1/2 - En créant Le Rouge Français, Elodie Carpentier a redonné des couleurs au maquillage, grâce aux vertus des plantes tinctoriales. Cette ingénieure en biotechnologie en dit plus long au Boudoir numérique sur sa marque de make-up bio, éco-responsable, vegan et cruelty free.
Par Ludmilla Intravaia
Le Boudoir Numérique : Vous avez créé votre marque Le Rouge Français, en 2018, après trois années de développement d’une innovation brevetée par vos soins, la coloration végétale en maquillage. De quoi s’agit-il ?
Elodie Carpentier, cofondatrice du Rouge Français : Nous utilisons des processus de biotechnologie, les technologies issues du vivant, pour l’extraction enzymatique d’ingrédients de coloration dans les végétaux, pigments qui sont ensuite intégrés dans la formule finale de nos rouges à lèvres, de nos mascaras, eyeliners, blushs et tout autre produit de maquillage.

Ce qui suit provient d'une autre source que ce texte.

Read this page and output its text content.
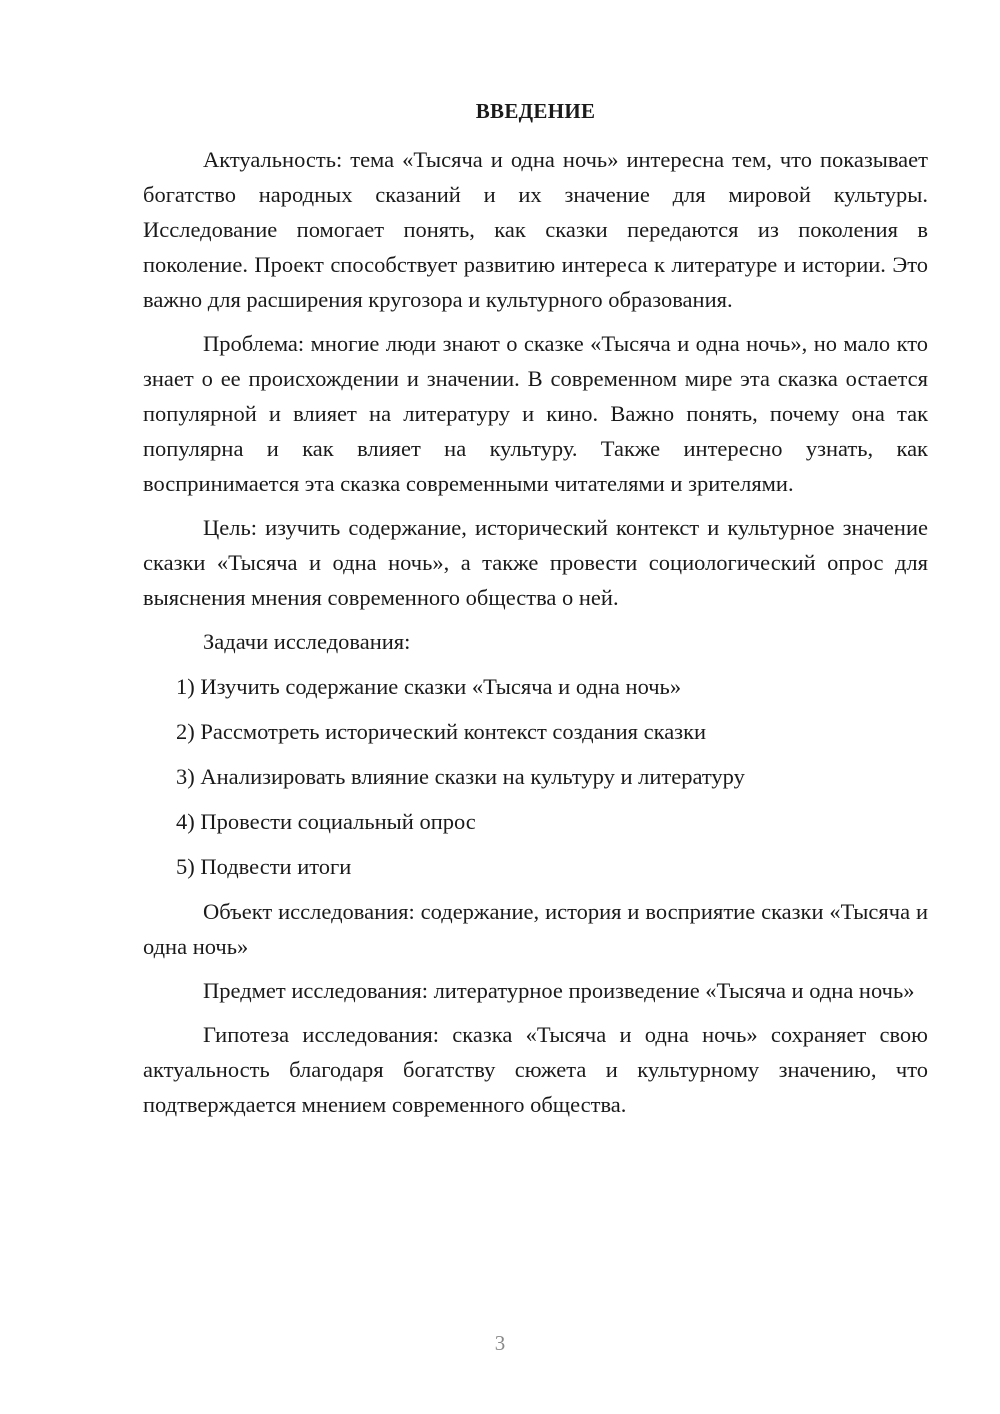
ВВЕДЕНИЕ

Актуальность: тема «Тысяча и одна ночь» интересна тем, что показывает богатство народных сказаний и их значение для мировой культуры. Исследование помогает понять, как сказки передаются из поколения в поколение. Проект способствует развитию интереса к литературе и истории. Это важно для расширения кругозора и культурного образования.

Проблема: многие люди знают о сказке «Тысяча и одна ночь», но мало кто знает о ее происхождении и значении. В современном мире эта сказка остается популярной и влияет на литературу и кино. Важно понять, почему она так популярна и как влияет на культуру. Также интересно узнать, как воспринимается эта сказка современными читателями и зрителями.

Цель: изучить содержание, исторический контекст и культурное значение сказки «Тысяча и одна ночь», а также провести социологический опрос для выяснения мнения современного общества о ней.

Задачи исследования:

1) Изучить содержание сказки «Тысяча и одна ночь»
2) Рассмотреть исторический контекст создания сказки
3) Анализировать влияние сказки на культуру и литературу
4) Провести социальный опрос
5) Подвести итоги

Объект исследования: содержание, история и восприятие сказки «Тысяча и одна ночь»

Предмет исследования: литературное произведение «Тысяча и одна ночь»

Гипотеза исследования: сказка «Тысяча и одна ночь» сохраняет свою актуальность благодаря богатству сюжета и культурному значению, что подтверждается мнением современного общества.

3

Nos procédés de broyage, d’extraction et d’infusion nous permettent d’obtenir des couleurs naturelles et originales, alternatives aux pigments chimiques et non renouvelables, tout en bénéficiant des vertus hydratantes, anti-oxydantes et réparatrices des plantes tinctoriales pour protéger l’épiderme.
Qu’est-ce qu’une plante tinctoriale ?
Ce sont des plantes ou des fruits qui, grâce aux molécules contenues dans leurs fleurs, feuilles, baies, bois ou leurs racines, disposent de propriétés colorielles, mais aussi bénéfiques pour la santé. Il en existe plusieurs types que nous sourçons en France, comme la garance, l’ingrédient phare de notre rouge à lèvres. La garance est une racine rouge utilisée depuis l’Egypte ancienne pour ses vertus colorantes et apaisantes. Cléopâtre, une des femmes les plus séduisantes au monde, utilisait déjà la garance pour sublimer ses lèvres. La graine rouge orangé de roucou est, elle aussi, employée depuis la nuit des temps en Amérique du sud pour les peintures corporelles, pour se protéger du soleil ou des piqures d’insectes. Sorgho, indigo, rose de damas, hibiscus…, grâce aux nombreuses plantes tinctoriales, notre innovation en coloration végétale offre un panel de teintes incroyables, avec de belles applications dans le maquillage.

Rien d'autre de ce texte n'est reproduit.